The mask doesn’t fit. When you are provided with a machine, an attendant would have matched you with a mask. At the time, the mask may have seemed right, but now you’re not so sure. The mask may be interfering with your breathing, slip while it is on your face or simply not feel right. Get fitted with a new mask and try again advises CPAPMan.com.
The forced air is distracting. One of the issues CPAP people face is the level of the air forced from the machine. For some, the forced air is simply too distracting and difficult to get used to. Fortunately, there is an easy work around here: you can have the air flow adjusted to ramp up gradually. Instead of being hit with the full force at once, this feature steadily increases pressure to allow you to fall asleep and to stay at rest.
Your nose is dried out. All that air being forced into you can have an unwanted side effect. Specifically, it may dry out your nose. Slight throat irritation is one thing, but if your nose is itchy or dry, then you have another issue to deal with. A work around here is to simply apply a nasal solution to your nose before you fall asleep each night.
You feel closed in. Another sensation that some CPAP users feel is claustrophobia. That’s the feeling you get that everything around has closed in, especially when the mask is on your face. You can overcome this sensation by placing the mask on your face for several minutes without it being connected to the machine. Do this several times each day until you are comfortable with it.

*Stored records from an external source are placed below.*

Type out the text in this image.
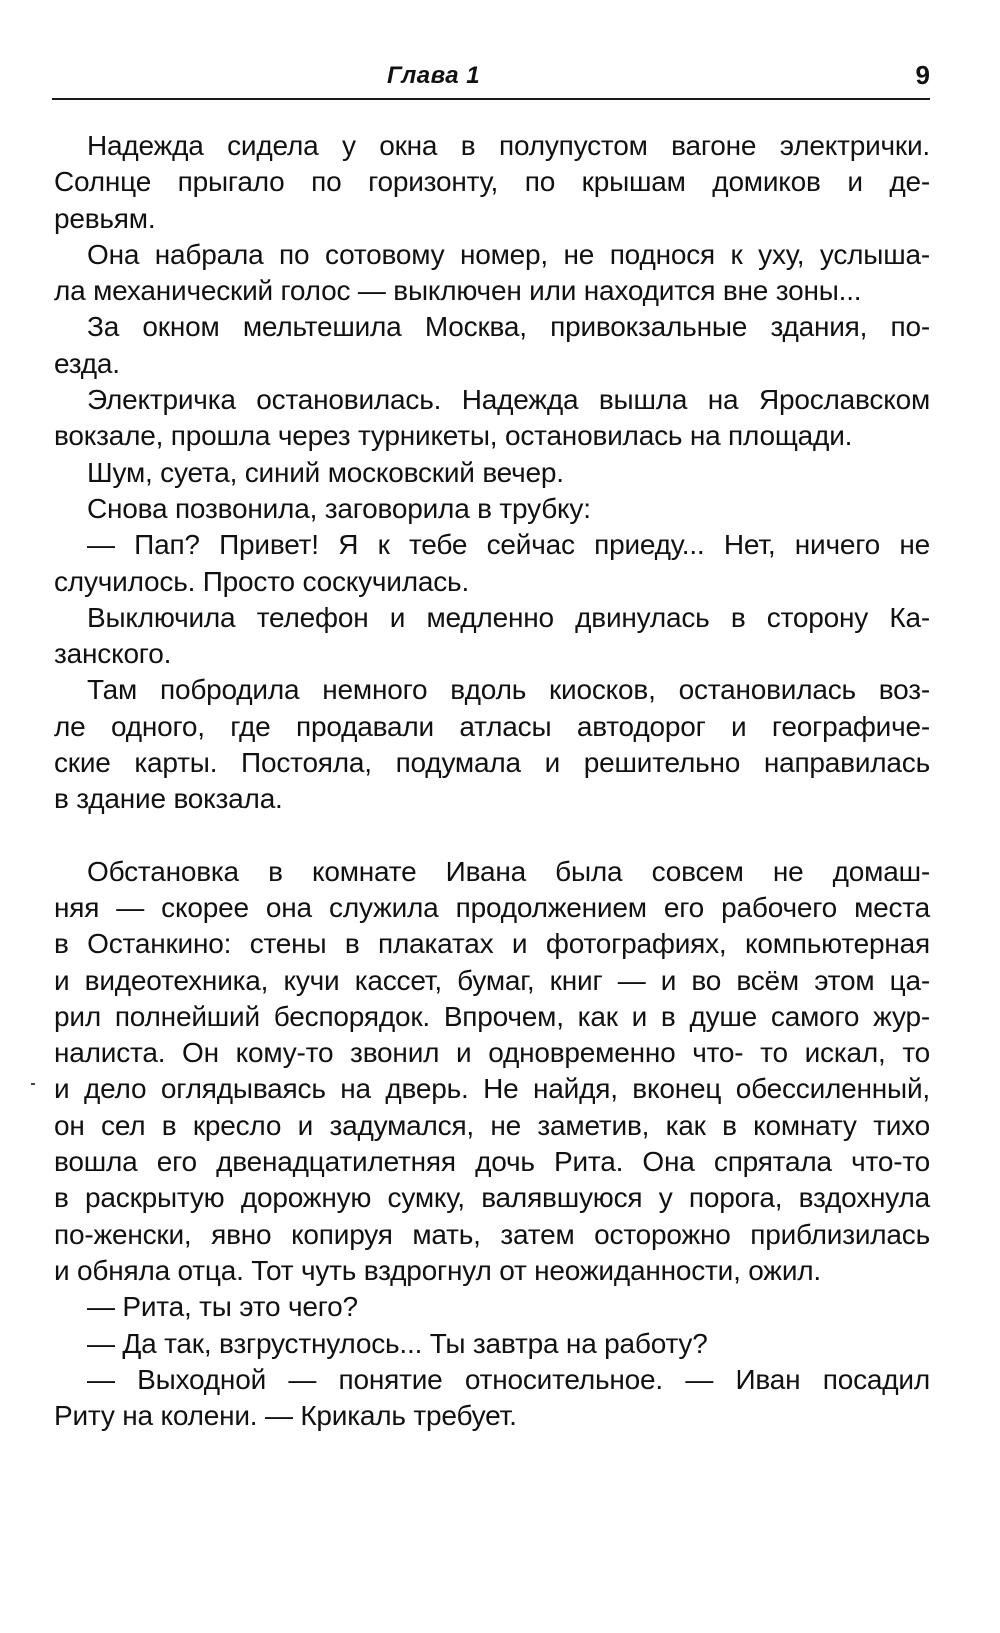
Глава 1	9
Надежда сидела у окна в полупустом вагоне электрички.
Солнце прыгало по горизонту, по крышам домиков и де-
ревьям.
Она набрала по сотовому номер, не поднося к уху, услыша-
ла механический голос — выключен или находится вне зоны...
За окном мельтешила Москва, привокзальные здания, по-
езда.
Электричка остановилась. Надежда вышла на Ярославском
вокзале, прошла через турникеты, остановилась на площади.
Шум, суета, синий московский вечер.
Снова позвонила, заговорила в трубку:
— Пап? Привет! Я к тебе сейчас приеду... Нет, ничего не
случилось. Просто соскучилась.
Выключила телефон и медленно двинулась в сторону Ка-
занского.
Там побродила немного вдоль киосков, остановилась воз-
ле одного, где продавали атласы автодорог и географиче-
ские карты. Постояла, подумала и решительно направилась
в здание вокзала.
Обстановка в комнате Ивана была совсем не домаш-
няя — скорее она служила продолжением его рабочего места
в Останкино: стены в плакатах и фотографиях, компьютерная
и видеотехника, кучи кассет, бумаг, книг — и во всём этом ца-
рил полнейший беспорядок. Впрочем, как и в душе самого жур-
налиста. Он кому-то звонил и одновременно что- то искал, то
и дело оглядываясь на дверь. Не найдя, вконец обессиленный,
он сел в кресло и задумался, не заметив, как в комнату тихо
вошла его двенадцатилетняя дочь Рита. Она спрятала что-то
в раскрытую дорожную сумку, валявшуюся у порога, вздохнула
по-женски, явно копируя мать, затем осторожно приблизилась
и обняла отца. Тот чуть вздрогнул от неожиданности, ожил.
— Рита, ты это чего?
— Да так, взгрустнулось... Ты завтра на работу?
— Выходной — понятие относительное. — Иван посадил
Риту на колени. — Крикаль требует.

Then connect it to the machine.
Falling asleep is not easy. It happens. You connect to the CPAP machine and try to fall sleep. Minutes go by and you’re no closer to shut eye than when you started. In some cases, people may stay awake for hours as they simply cannot fall sleep. It is as this point you need help. As mentioned earlier, your machine has a ramp up feature, one that gradually controls the amount of air released. Activate that and you should be able to fall asleep before the full pressure is realized.
Your skin is getting irritated. A poorly fitting mask can cause other problems, namely skin irritation. Here, your mask may rub against your face, causing chafing. Adjusting the pads and straps can provide a better fit. If the irritation is persistent, notify your doctor to have your skin problem eradicated. You should also know that there are masks for people who have blotchy skin.
The mask falls off while you are asleep. A CPAP mask should stay fixed to your face while you are asleep. Trouble is, you may be inadvertently removing it while you are in bed. This is a natural response, so adjust the mask accordingly to reduce the chances that you will remove it. You might also set an alarm in the middle of the night to arouse you long enough to see if the mask is still on. If you take it off, you can always put it back on.
The CPAP machine is too noisy. Some people are very sensitive to noise and simply can not tolerate a strange sound. If that describes you, your CPAP machine may be of the older variety. New machines operate nearly silently and are difficult to hear. It is at this point you may could do one of two things. First, install a white noise machine to counter the CPAP machine. Second, ask for a new machine, one that operates nearly silently in the background.
CPAP machine problems can range from the inconsequential to the severe. Instead of giving up on what can be a lifesaver, seek remedies that will allow you to continue using the machine. Once you find the right arrangement, you will discover its benefits and enjoy more restful sleeping than you had ever imagined possible.